City Paper is not for tourists
Under the heading “Food Flash,” which the Post likes to use as a chest-thumping device to announce its breaking news, Tom Sietsema wrote yesterday:
The area’s best-known Vietnamese restaurant—-Huong Que, also referred to as Four Sisters (6769 Wilson Blvd., Falls Church)—-will be leaving its base in the Eden Center for a larger home in Fairfax County next year, according to Le Lai, Sister No. 2 at the family-owned business.
Hate to break the news to you, Posties, but we reported that fact more than a year ago, in our August 25, 2006 cover story. Here’s the pertinent passage:
Ly’s future does not lie with Song Que, however. She plans to join the family at Huong Que’s new location at the corner of Lee Highway and Gallows Road in Falls Church, which is scheduled to open late next year. The plan is to move Huong Que in its entirety to the new spot, a combination residential/retail space, but the family hasn’t decided yet whether to sell its lease at the Eden Center or transform the current location into something different.
It’s the same story that explained the conflicted feelings that each of the Lai siblings has toward the restaurant that made their family famous.

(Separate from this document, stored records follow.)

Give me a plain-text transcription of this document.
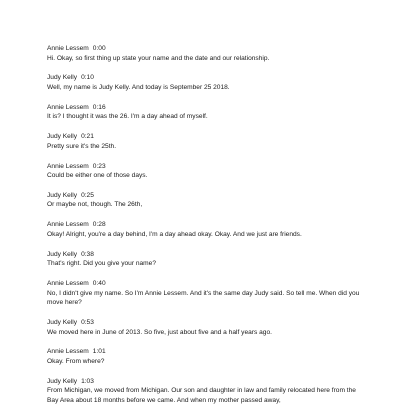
Annie Lessem 0:00
Hi. Okay, so first thing up state your name and the date and our relationship.
Judy Kelly 0:10
Well, my name is Judy Kelly. And today is September 25 2018.
Annie Lessem 0:16
It is? I thought it was the 26. I'm a day ahead of myself.
Judy Kelly 0:21
Pretty sure it's the 25th.
Annie Lessem 0:23
Could be either one of those days.
Judy Kelly 0:25
Or maybe not, though. The 26th,
Annie Lessem 0:28
Okay! Alright, you're a day behind, I'm a day ahead okay. Okay. And we just are friends.
Judy Kelly 0:38
That's right. Did you give your name?
Annie Lessem 0:40
No, I didn't give my name. So I'm Annie Lessem. And it's the same day Judy said. So tell me. When did you move here?
Judy Kelly 0:53
We moved here in June of 2013. So five, just about five and a half years ago.
Annie Lessem 1:01
Okay. From where?
Judy Kelly 1:03
From Michigan, we moved from Michigan. Our son and daughter in law and family relocated here from the Bay Area about 18 months before we came. And when my mother passed away,
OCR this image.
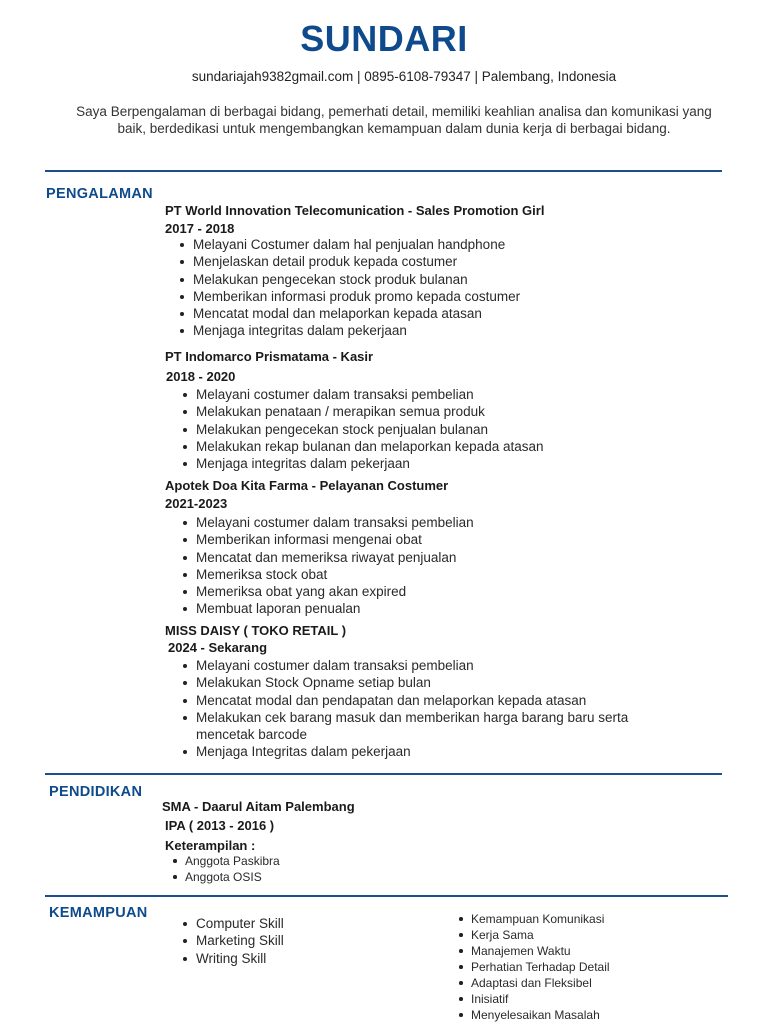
SUNDARI
sundariajah9382gmail.com | 0895-6108-79347 | Palembang, Indonesia
Saya Berpengalaman di berbagai bidang, pemerhati detail, memiliki keahlian analisa dan komunikasi yang baik, berdedikasi untuk mengembangkan kemampuan dalam dunia kerja di berbagai bidang.
PENGALAMAN
PT World Innovation Telecomunication - Sales Promotion Girl
2017 - 2018
Melayani Costumer dalam hal penjualan handphone
Menjelaskan detail produk kepada costumer
Melakukan pengecekan stock produk bulanan
Memberikan informasi produk promo kepada costumer
Mencatat modal dan melaporkan kepada atasan
Menjaga integritas dalam pekerjaan
PT Indomarco Prismatama - Kasir
2018 - 2020
Melayani costumer dalam transaksi pembelian
Melakukan penataan / merapikan semua produk
Melakukan pengecekan stock penjualan bulanan
Melakukan rekap bulanan dan melaporkan kepada atasan
Menjaga integritas dalam pekerjaan
Apotek Doa Kita Farma - Pelayanan Costumer
2021-2023
Melayani costumer dalam transaksi pembelian
Memberikan informasi mengenai obat
Mencatat dan memeriksa riwayat penjualan
Memeriksa stock obat
Memeriksa obat yang akan expired
Membuat laporan penualan
MISS DAISY ( TOKO RETAIL )
2024 - Sekarang
Melayani costumer dalam transaksi pembelian
Melakukan Stock Opname setiap bulan
Mencatat modal dan pendapatan dan melaporkan kepada atasan
Melakukan cek barang masuk dan memberikan harga barang baru serta mencetak barcode
Menjaga Integritas dalam pekerjaan
PENDIDIKAN
SMA - Daarul Aitam Palembang
IPA ( 2013 - 2016 )
Keterampilan :
Anggota Paskibra
Anggota OSIS
KEMAMPUAN
Computer Skill
Marketing Skill
Writing Skill
Kemampuan Komunikasi
Kerja Sama
Manajemen Waktu
Perhatian Terhadap Detail
Adaptasi dan Fleksibel
Inisiatif
Menyelesaikan Masalah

But you wouldn’t have known it from Sietsema’s last paragraph, which reads: “Just for the record, Four Sisters is a bit of a misnomer—-and has been for years. Lai concedes that she and Sister No. 4, Lieu Lai, and a brother, chef Hoa Lai, are the only siblings who work regularly at the restaurant.”
This is the second time that the Post has “reported” details from one of our food-and-wine covers without crediting the little guy. In March, the Post wrote about Montgomery County’s stranglehold on alcohol distribution and how it affects fine-wine service. It came a month after our own cover story on the issue.
Oh, and by the way: That attempt at a rhyme in the headline of Sietsema’s Food Flash—-Pho to Go—it doesn’t work. It’s pronounced “fuh.” As in “pho-king” Washington Post.